When I was playing the economics card with the old couple, I told them how I wanted to put my energy and time in my pursuit career-wise and be successful just like my parents. They beat me hands down. They used my words against me.
“Times have changed”
and asked me how I would do what they did then today. They pointed out the trait of materialism which hurt me but they explained there point. They told me I could get by and support a small family with not much effort but I was hell-bent on getting rich and attain a certain status I was not even sure of. Which was a true deduction from them. It’s no secret to those around me that I can’t settle for kingship but I desire to be a kingmaker.
The deduction applies to all millennials, the largest part and force behind the idea of self-love today is based on cars, clothes, and money which we crown with vacations any time of the year with stalk photographers we pay to follow us around to show off to ourselves at in the end. All on the back of consumerism. That is life today. So we work hard to fulfill our misty expeditions as relationships and romance take a back seat in our lives.

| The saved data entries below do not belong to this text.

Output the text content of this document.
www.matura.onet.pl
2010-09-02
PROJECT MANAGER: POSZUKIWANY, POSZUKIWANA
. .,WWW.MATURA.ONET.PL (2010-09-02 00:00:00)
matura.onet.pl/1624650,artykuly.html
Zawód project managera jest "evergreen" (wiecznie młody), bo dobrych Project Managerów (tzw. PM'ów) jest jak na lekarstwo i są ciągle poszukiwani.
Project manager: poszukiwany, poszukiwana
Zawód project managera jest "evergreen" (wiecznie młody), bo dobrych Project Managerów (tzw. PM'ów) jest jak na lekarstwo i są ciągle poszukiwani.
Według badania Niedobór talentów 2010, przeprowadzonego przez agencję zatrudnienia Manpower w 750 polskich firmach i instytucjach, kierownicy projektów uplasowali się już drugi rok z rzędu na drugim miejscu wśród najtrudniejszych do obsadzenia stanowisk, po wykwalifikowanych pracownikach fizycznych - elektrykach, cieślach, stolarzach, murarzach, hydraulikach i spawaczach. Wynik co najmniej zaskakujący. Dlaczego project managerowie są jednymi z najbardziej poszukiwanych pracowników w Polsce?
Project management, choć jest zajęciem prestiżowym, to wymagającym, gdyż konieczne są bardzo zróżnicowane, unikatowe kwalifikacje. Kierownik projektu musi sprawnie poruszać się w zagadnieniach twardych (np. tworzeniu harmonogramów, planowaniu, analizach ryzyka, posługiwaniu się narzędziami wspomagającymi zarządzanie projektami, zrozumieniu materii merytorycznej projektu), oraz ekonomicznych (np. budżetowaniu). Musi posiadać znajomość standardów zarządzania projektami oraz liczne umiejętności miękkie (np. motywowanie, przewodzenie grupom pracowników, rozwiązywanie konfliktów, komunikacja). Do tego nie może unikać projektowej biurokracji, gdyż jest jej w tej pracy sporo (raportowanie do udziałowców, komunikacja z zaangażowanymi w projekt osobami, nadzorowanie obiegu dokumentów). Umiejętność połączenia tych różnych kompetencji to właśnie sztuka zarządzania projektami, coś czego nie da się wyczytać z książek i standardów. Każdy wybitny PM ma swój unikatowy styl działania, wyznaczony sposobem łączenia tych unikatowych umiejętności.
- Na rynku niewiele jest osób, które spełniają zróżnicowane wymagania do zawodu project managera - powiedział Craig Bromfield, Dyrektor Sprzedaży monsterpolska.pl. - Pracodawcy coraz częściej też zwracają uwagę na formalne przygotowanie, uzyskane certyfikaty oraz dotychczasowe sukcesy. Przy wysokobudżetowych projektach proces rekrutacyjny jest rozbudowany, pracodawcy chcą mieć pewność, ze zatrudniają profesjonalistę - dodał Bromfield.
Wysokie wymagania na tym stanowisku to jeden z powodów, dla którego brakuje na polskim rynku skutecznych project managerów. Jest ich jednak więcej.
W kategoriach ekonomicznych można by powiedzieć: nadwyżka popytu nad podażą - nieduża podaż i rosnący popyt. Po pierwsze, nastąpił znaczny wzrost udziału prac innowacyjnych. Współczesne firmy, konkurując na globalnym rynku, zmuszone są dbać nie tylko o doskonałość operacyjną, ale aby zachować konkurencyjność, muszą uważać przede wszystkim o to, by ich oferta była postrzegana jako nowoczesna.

If we ever decide to date in its full sense. It never lasts simply because fixing things is not worth our time and TIME. We move on to the next without trying to capitalize our time on what is or was going on when any sign, just sign of inconveniences manifests.
When we come to discern we do not love the way we did on the very first dinner outing and at the movies the week that followed we make the move to break up. Sacrifice is not in our vocabulary or our makeup which even affects our monetary moves in business but this is not for today.
I do is an impediment, a bad prospect, an abyss so immense that we don’t look up to it with zeal. Since we don’t have intents to marry we don’t actually get to love at all. So we pass time with each other as we look for the standard person and when we find them we get busy and think more of ourselves. We bring up the idea of personal space, in a relationship that is very dumb for the conditions of dating. We go on to talk about leeway as though we are writing legislation and because of that we have ended up with stuff like open bonds that give birth to entanglements which are preposterous then claim we are not a happy people.